Ollama Models on Cloud Run

This blog is a read-along for the repository xprilion/ollama-cloud-run which shows how to deploy various models using the Ollama API on Cloud Run, to run inference using CPU only on a serverless platform - incurring bills only when you use them.

Ollama is a framework that makes it easy for developers to prototype apps with open models. It comes with a REST API, and this repository provides Dockerfiles and deployment scripts for each model.

Google Cloud Run is a fully managed compute platform that automatically scales your stateless containers. You can run code in any language, and all dependencies are included in a container image, which Google Cloud Run handles deployment and scaling for.
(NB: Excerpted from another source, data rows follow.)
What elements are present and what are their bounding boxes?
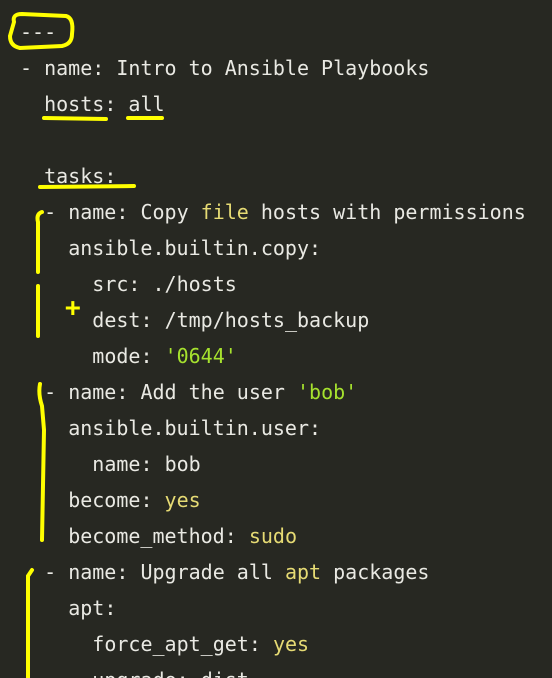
yaml-key: hosts [44,92,105,116]
yaml-separator: : [104,596,117,620]
yaml-key: name [68,560,117,584]
yaml-separator: : [309,236,322,260]
yaml-separator: : [248,632,273,656]
yaml-value: --- [20,20,57,44]
yaml-separator: : [140,488,165,512]
yaml-value: yes [164,488,201,512]
yaml-separator: : [116,560,141,584]
yaml-separator: : [140,452,165,476]
yaml-separator: : [224,524,249,548]
code-line[interactable]: ansible.builtin.user: [68,410,321,446]
yaml-key: ansible.builtin.copy [68,236,310,260]
code-line[interactable]: ansible.builtin.copy: [68,230,321,266]
yaml-key: name [44,56,93,80]
code-line[interactable]: src: ./hosts [92,266,237,302]
yaml-value: dist [201,668,249,678]
code-line[interactable]: --- [20,14,56,50]
yaml-value-part: Add the user [140,380,297,404]
yaml-key: name [92,452,141,476]
yaml-value-part: Copy [140,200,201,224]
yaml-separator: : [140,344,165,368]
yaml-separator: : [128,272,153,296]
code-line[interactable]: become_method: sudo [68,518,297,554]
yaml-key: src [92,272,129,296]
yaml-value-part: packages [321,560,430,584]
yaml-separator: : [140,308,165,332]
yaml-value-part: apt [284,560,322,584]
yaml-key: become [68,488,141,512]
code-line[interactable]: hosts: all [44,86,164,122]
yaml-key: name [68,380,117,404]
code-line[interactable]: mode: '0644' [92,338,237,374]
code-line[interactable]: - name: Copy file hosts with permissions [44,194,526,230]
yaml-value: sudo [248,524,297,548]
code-line[interactable]: - name: Upgrade all apt packages [44,554,429,590]
yaml-key: ansible.builtin.user [68,416,310,440]
yaml-key: force_apt_get [92,632,249,656]
yaml-key: upgrade [92,668,176,678]
code-line[interactable]: become: yes [68,482,200,518]
yaml-value: ./hosts [152,272,237,296]
yaml-value: '0644' [164,344,237,368]
code-line[interactable]: dest: /tmp/hosts_backup [92,302,369,338]
code-line[interactable]: tasks: [44,158,116,194]
yaml-value: all [128,92,165,116]
yaml-key: tasks [44,164,105,188]
yaml-key: apt [68,596,105,620]
code-line[interactable]: apt: [68,590,116,626]
list-dash: - [44,560,69,584]
list-dash: - [44,200,69,224]
yaml-value-part: hosts with permissions [248,200,526,224]
yaml-separator: : [104,164,117,188]
code-line[interactable]: force_apt_get: yes [92,626,309,662]
list-dash: - [44,380,69,404]
yaml-separator: : [177,668,201,678]
yaml-value: /tmp/hosts_backup [164,308,370,332]
yaml-separator: : [104,92,129,116]
yaml-value: yes [272,632,310,656]
yaml-key: mode [92,344,141,368]
yaml-key: dest [92,308,141,332]
code-line[interactable]: upgrade: dist [92,662,249,678]
yaml-separator: : [116,200,141,224]
yaml-separator: : [116,380,141,404]
yaml-value: bob [164,452,201,476]
yaml-separator: : [309,416,322,440]
code-editor[interactable]: --- - name: Intro to Ansible Playbooks hos… [0,0,552,678]
code-line[interactable]: - name: Add the user 'bob' [44,374,357,410]
code-line[interactable]: name: bob [92,446,200,482]
code-line[interactable]: - name: Intro to Ansible Playbooks [20,50,429,86]
yaml-value-part: file [200,200,249,224]
yaml-value-part: Upgrade all [140,560,285,584]
yaml-value: Intro to Ansible Playbooks [116,56,430,80]
yaml-value-part: 'bob' [297,380,358,404]
yaml-key: name [68,200,117,224]
list-dash: - [20,56,45,80]
yaml-key: become_method [68,524,225,548]
yaml-separator: : [92,56,117,80]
Ispiration (and gemma2b code) from wietsevenema/samples.


To build the container with a specific model included and deploy the Ollama API to a publicly accessible URL on Cloud Run, use the following command from the corresponding model's directory. For example, to deploy gemma:2b:

bash gemma/2b/deploy.sh

Respond to any prompts the command gives you. You might need to enable a few APIs and choose a region to deploy to.

Building the container takes roughly 3-20 minutes, depending on model size.
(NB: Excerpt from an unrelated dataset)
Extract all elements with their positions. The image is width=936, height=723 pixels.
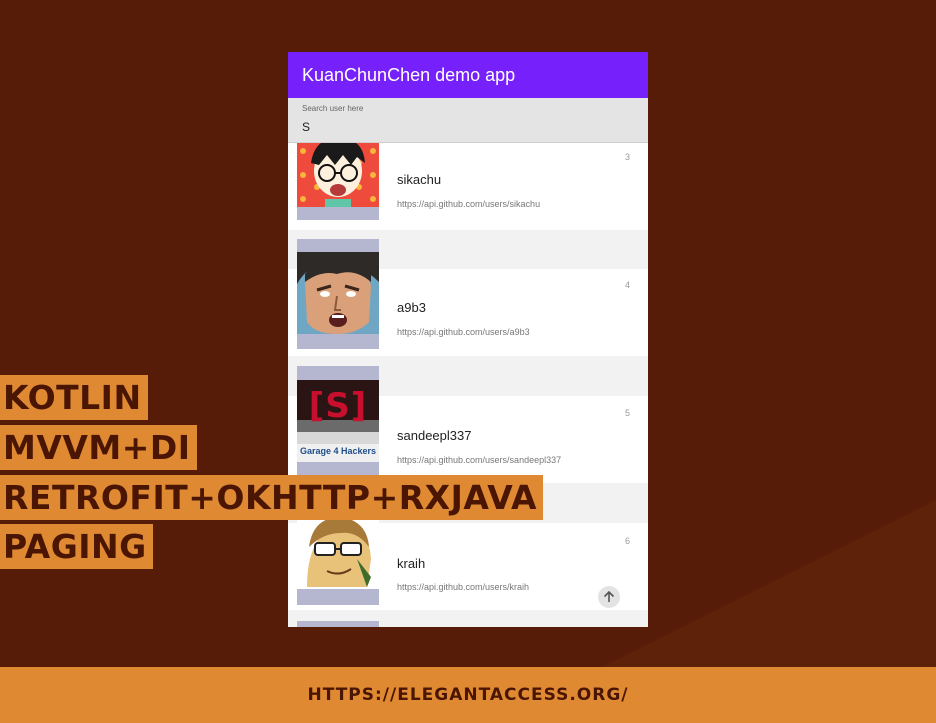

Once the command completes, the deploy command shows the public URL of the service.

Explore the API

Ask the deployed model a question:

curl <PUBLIC_URL>/api/generate -d \
    "model": "gemma:2b", 
    "prompt": "Why is the sky blue?" 

The first request to a new instance will take some extra setup time because the model is loaded into memory. Ollama keeps the model in memory for 5 minutes.

For the full Ollama API, refer to the API docs.

Clean Up

To clean up after following this short tutorial, you can do the following:

  • In Artifact Registry, find the cloud-run-source-deploy repository and remove the container image used by the Cloud Run service you created.

  • In Cloud Run, delete the service you created.

Use for research, exploration, and prototyping.